*Note: This review was completed in 2016 before the author’s hateful views towards our trans siblings began to be more widely known. My reading experience was what it was and this reviews will remain up, but it should be noted that I find her TERF values abhorrent, and her doubling down in Summer 2020 has made the decision to walk away from her as a creative force the only acceptable choice for me. I will no longer be supporting her through further purchases of new works, readings, or reviews and am committed to continuing to read more works by transgender, genderqueer, and non-binary writers.

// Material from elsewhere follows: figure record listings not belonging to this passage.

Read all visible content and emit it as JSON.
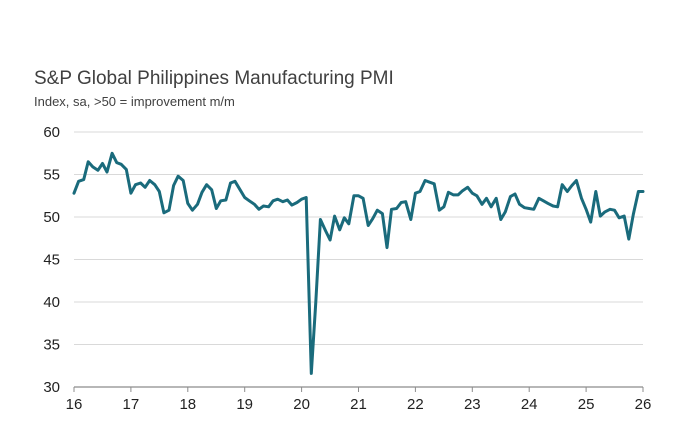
{
  "chart_data": {
    "type": "line",
    "title": "S&P Global Philippines Manufacturing PMI",
    "subtitle": "Index, sa, >50 = improvement m/m",
    "xlabel": "",
    "ylabel": "",
    "xlim": [
      2016.0,
      2026.0
    ],
    "ylim": [
      30,
      60
    ],
    "yticks": [
      "30",
      "35",
      "40",
      "45",
      "50",
      "55",
      "60"
    ],
    "xticks": [
      "16",
      "17",
      "18",
      "19",
      "20",
      "21",
      "22",
      "23",
      "24",
      "25",
      "26"
    ],
    "grid": "horizontal",
    "legend": "none",
    "colors": {
      "line": "#1a6b7c",
      "grid": "#d9d9d9",
      "text": "#404040"
    },
    "series": [
      {
        "x": [
          2016.0,
          2016.08,
          2016.17,
          2016.25,
          2016.33,
          2016.42,
          2016.5,
          2016.58,
          2016.67,
          2016.75,
          2016.83,
          2016.92,
          2017.0,
          2017.08,
          2017.17,
          2017.25,
          2017.33,
          2017.42,
          2017.5,
          2017.58,
          2017.67,
          2017.75,
          2017.83,
          2017.92,
          2018.0,
          2018.08,
          2018.17,
          2018.25,
          2018.33,
          2018.42,
          2018.5,
          2018.58,
          2018.67,
          2018.75,
          2018.83,
          2018.92,
          2019.0,
          2019.08,
          2019.17,
          2019.25,
          2019.33,
          2019.42,
          2019.5,
          2019.58,
          2019.67,
          2019.75,
          2019.83,
          2019.92,
          2020.0,
          2020.08,
          2020.17,
          2020.25,
          2020.33,
          2020.42,
          2020.5,
          2020.58,
          2020.67,
          2020.75,
          2020.83,
          2020.92,
          2021.0,
          2021.08,
          2021.17,
          2021.25,
          2021.33,
          2021.42,
          2021.5,
          2021.58,
          2021.67,
          2021.75,
          2021.83,
          2021.92,
          2022.0,
          2022.08,
          2022.17,
          2022.25,
          2022.33,
          2022.42,
          2022.5,
          2022.58,
          2022.67,
          2022.75,
          2022.83,
          2022.92,
          2023.0,
          2023.08,
          2023.17,
          2023.25,
          2023.33,
          2023.42,
          2023.5,
          2023.58,
          2023.67,
          2023.75,
          2023.83,
          2023.92,
          2024.0,
          2024.08,
          2024.17,
          2024.25,
          2024.33,
          2024.42,
          2024.5,
          2024.58,
          2024.67,
          2024.75,
          2024.83,
          2024.92,
          2025.0,
          2025.08,
          2025.17,
          2025.25,
          2025.33,
          2025.42,
          2025.5,
          2025.58,
          2025.67,
          2025.75,
          2025.83,
          2025.92,
          2026.0
        ],
        "values": [
          52.8,
          54.2,
          54.4,
          56.5,
          55.9,
          55.5,
          56.3,
          55.3,
          57.5,
          56.4,
          56.2,
          55.6,
          52.8,
          53.8,
          54.0,
          53.5,
          54.3,
          53.8,
          53.0,
          50.5,
          50.8,
          53.7,
          54.8,
          54.3,
          51.6,
          50.8,
          51.5,
          52.9,
          53.8,
          53.2,
          51.0,
          51.9,
          52.0,
          54.0,
          54.2,
          53.2,
          52.3,
          51.9,
          51.5,
          50.9,
          51.3,
          51.2,
          51.9,
          52.1,
          51.8,
          52.0,
          51.4,
          51.7,
          52.1,
          52.3,
          31.6,
          40.0,
          49.7,
          48.4,
          47.3,
          50.1,
          48.5,
          49.9,
          49.2,
          52.5,
          52.5,
          52.2,
          49.0,
          49.8,
          50.8,
          50.4,
          46.4,
          50.9,
          51.0,
          51.7,
          51.8,
          49.7,
          52.8,
          53.0,
          54.3,
          54.1,
          53.9,
          50.8,
          51.2,
          52.9,
          52.6,
          52.6,
          53.1,
          53.5,
          52.8,
          52.5,
          51.5,
          52.2,
          51.2,
          52.2,
          49.7,
          50.6,
          52.4,
          52.7,
          51.5,
          51.1,
          51.0,
          50.9,
          52.2,
          51.9,
          51.6,
          51.3,
          51.2,
          53.8,
          53.0,
          53.7,
          54.3,
          52.2,
          50.9,
          49.4,
          53.0,
          50.1,
          50.6,
          50.9,
          50.8,
          49.9,
          50.1,
          47.4,
          50.3,
          53.0,
          53.0
        ]
      }
    ]
  }
}
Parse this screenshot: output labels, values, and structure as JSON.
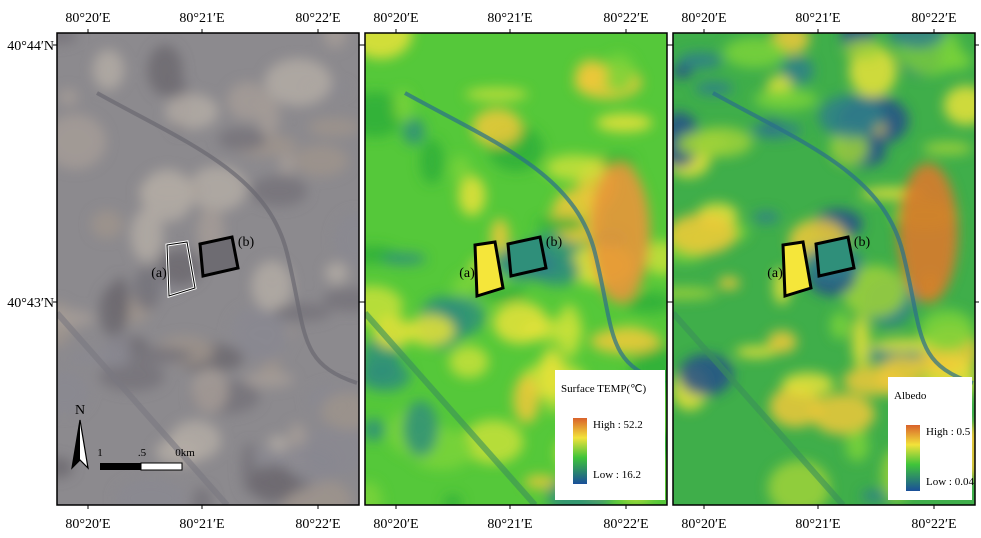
{
  "lon_labels": [
    "80°20′E",
    "80°21′E",
    "80°22′E"
  ],
  "lat_labels": [
    "40°44′N",
    "40°43′N"
  ],
  "site_labels": [
    "(a)",
    "(b)"
  ],
  "north": "N",
  "scale_labels": [
    "1",
    ".5",
    "0km"
  ],
  "legends": [
    {
      "title": "Surface TEMP(℃)",
      "high": "High : 52.2",
      "low": "Low : 16.2"
    },
    {
      "title": "Albedo",
      "high": "High : 0.5",
      "low": "Low : 0.04"
    }
  ]
}
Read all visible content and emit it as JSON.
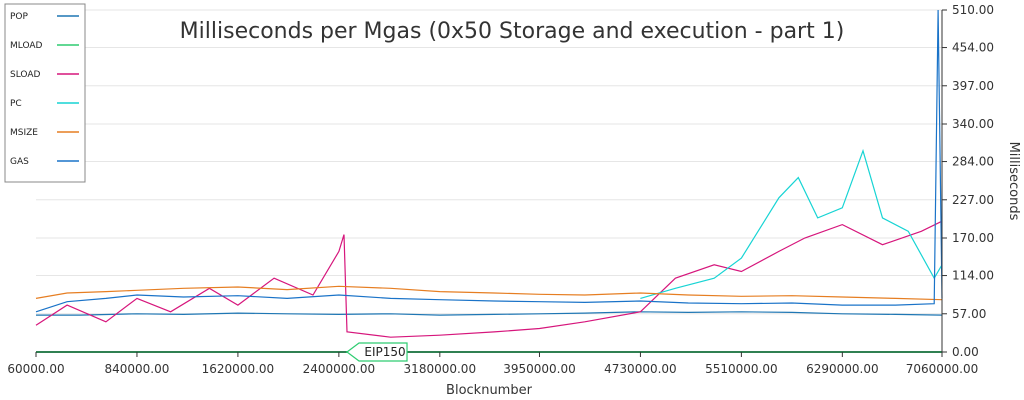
{
  "chart_data": {
    "type": "line",
    "title": "Milliseconds per Mgas (0x50 Storage and execution - part 1)",
    "xlabel": "Blocknumber",
    "ylabel": "Milliseconds",
    "xlim": [
      60000,
      7060000
    ],
    "ylim": [
      0,
      510
    ],
    "x_ticks": [
      60000,
      840000,
      1620000,
      2400000,
      3180000,
      3950000,
      4730000,
      5510000,
      6290000,
      7060000
    ],
    "x_tick_labels": [
      "60000.00",
      "840000.00",
      "1620000.00",
      "2400000.00",
      "3180000.00",
      "3950000.00",
      "4730000.00",
      "5510000.00",
      "6290000.00",
      "7060000.00"
    ],
    "y_ticks": [
      0,
      57,
      114,
      170,
      227,
      284,
      340,
      397,
      454,
      510
    ],
    "y_tick_labels": [
      "0.00",
      "57.00",
      "114.00",
      "170.00",
      "227.00",
      "284.00",
      "340.00",
      "397.00",
      "454.00",
      "510.00"
    ],
    "y_axis_side": "right",
    "grid": "horizontal",
    "legend_position": "top-left",
    "annotations": [
      {
        "label": "EIP150",
        "x": 2463000
      }
    ],
    "series": [
      {
        "name": "POP",
        "color": "#1f77b4",
        "x": [
          60000,
          400000,
          840000,
          1200000,
          1620000,
          2000000,
          2400000,
          2800000,
          3180000,
          3600000,
          3950000,
          4300000,
          4730000,
          5100000,
          5510000,
          5900000,
          6290000,
          6700000,
          7060000
        ],
        "values": [
          55,
          55,
          57,
          56,
          58,
          57,
          56,
          57,
          55,
          56,
          57,
          58,
          60,
          59,
          60,
          59,
          57,
          56,
          55
        ]
      },
      {
        "name": "MLOAD",
        "color": "#2ecc71",
        "x": [
          60000,
          1000000,
          2000000,
          3000000,
          4000000,
          5000000,
          6000000,
          7060000
        ],
        "values": [
          0,
          0,
          0,
          0,
          0,
          0,
          0,
          0
        ]
      },
      {
        "name": "SLOAD",
        "color": "#d6167c",
        "x": [
          60000,
          300000,
          600000,
          840000,
          1100000,
          1400000,
          1620000,
          1900000,
          2200000,
          2400000,
          2440000,
          2463000,
          2800000,
          3180000,
          3600000,
          3950000,
          4300000,
          4730000,
          5000000,
          5300000,
          5510000,
          5800000,
          6000000,
          6290000,
          6600000,
          6900000,
          7060000
        ],
        "values": [
          40,
          70,
          45,
          80,
          60,
          95,
          70,
          110,
          85,
          150,
          175,
          30,
          22,
          25,
          30,
          35,
          45,
          60,
          110,
          130,
          120,
          150,
          170,
          190,
          160,
          180,
          195
        ]
      },
      {
        "name": "PC",
        "color": "#17d4d4",
        "x": [
          4730000,
          5000000,
          5300000,
          5510000,
          5800000,
          5950000,
          6100000,
          6290000,
          6450000,
          6600000,
          6800000,
          7000000,
          7060000
        ],
        "values": [
          80,
          95,
          110,
          140,
          230,
          260,
          200,
          215,
          300,
          200,
          180,
          110,
          130
        ]
      },
      {
        "name": "MSIZE",
        "color": "#e67e22",
        "x": [
          60000,
          300000,
          600000,
          840000,
          1200000,
          1620000,
          2000000,
          2400000,
          2800000,
          3180000,
          3600000,
          3950000,
          4300000,
          4730000,
          5100000,
          5510000,
          5900000,
          6290000,
          6700000,
          7060000
        ],
        "values": [
          80,
          88,
          90,
          92,
          95,
          97,
          93,
          98,
          95,
          90,
          88,
          86,
          85,
          88,
          85,
          83,
          84,
          82,
          80,
          78
        ]
      },
      {
        "name": "GAS",
        "color": "#1a73c8",
        "x": [
          60000,
          300000,
          600000,
          840000,
          1200000,
          1620000,
          2000000,
          2400000,
          2800000,
          3180000,
          3600000,
          3950000,
          4300000,
          4730000,
          5100000,
          5510000,
          5900000,
          6290000,
          6700000,
          7000000,
          7030000,
          7060000
        ],
        "values": [
          60,
          75,
          80,
          85,
          82,
          84,
          80,
          85,
          80,
          78,
          76,
          75,
          74,
          76,
          73,
          72,
          73,
          70,
          70,
          72,
          510,
          80
        ]
      }
    ]
  }
}
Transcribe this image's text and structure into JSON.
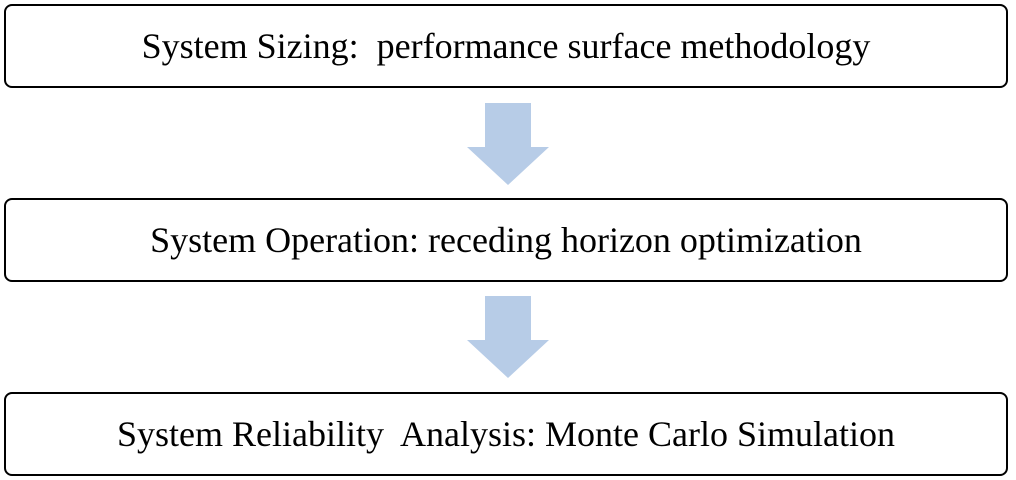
{
  "colors": {
    "arrow": "#B7CCE7",
    "box_border": "#000000",
    "text": "#000000"
  },
  "steps": [
    {
      "label": "System Sizing:  performance surface methodology"
    },
    {
      "label": "System Operation: receding horizon optimization"
    },
    {
      "label": "System Reliability  Analysis: Monte Carlo Simulation"
    }
  ],
  "arrows": [
    {
      "icon": "down-arrow-icon"
    },
    {
      "icon": "down-arrow-icon"
    }
  ]
}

I don’t know that I’ve ever sat and read a commencement address before. As usual, this new experience comes to me at the hands of the lovely readers of Cannonball Read (I think? Maybe Goodreads?), who I’m pretty sure read all the things. Well, certainly some one reads everything.
Fighting a nasty sinus infection, I decided the inherent pick me up of a commencement address was in order and I luckily had this one ready to go. Perhaps the only thing I am jealous of people who attend big “name” universities is that they are the only ones who get really awesome commencement address speakers. My undergraduate graduation (which was a December graduation at that) had a local investigative reporter and while her speech was interesting, it didn’t have a lot of “wow”. Graduate school was even less interesting than that.
What I like about Rowling’s speech (and the fun line drawing illustrations which accompany it in text form) is how simple her message is: embrace failure and use your imagination. These are two incredibly important pieces of advice for young people entering the real world, many of whom had – as she rightly pointed out – not dealt with a lot of failure or adversity on their path to Harvard (or so one would think). I never would have expected my first ten years post grad to be so entirely full of failures, and she’s right – my imagination is what got me to the next thing each time.
So if you find yourself in need of a good talk, you could do a lot worse than some insightful words from J. K. Rowling.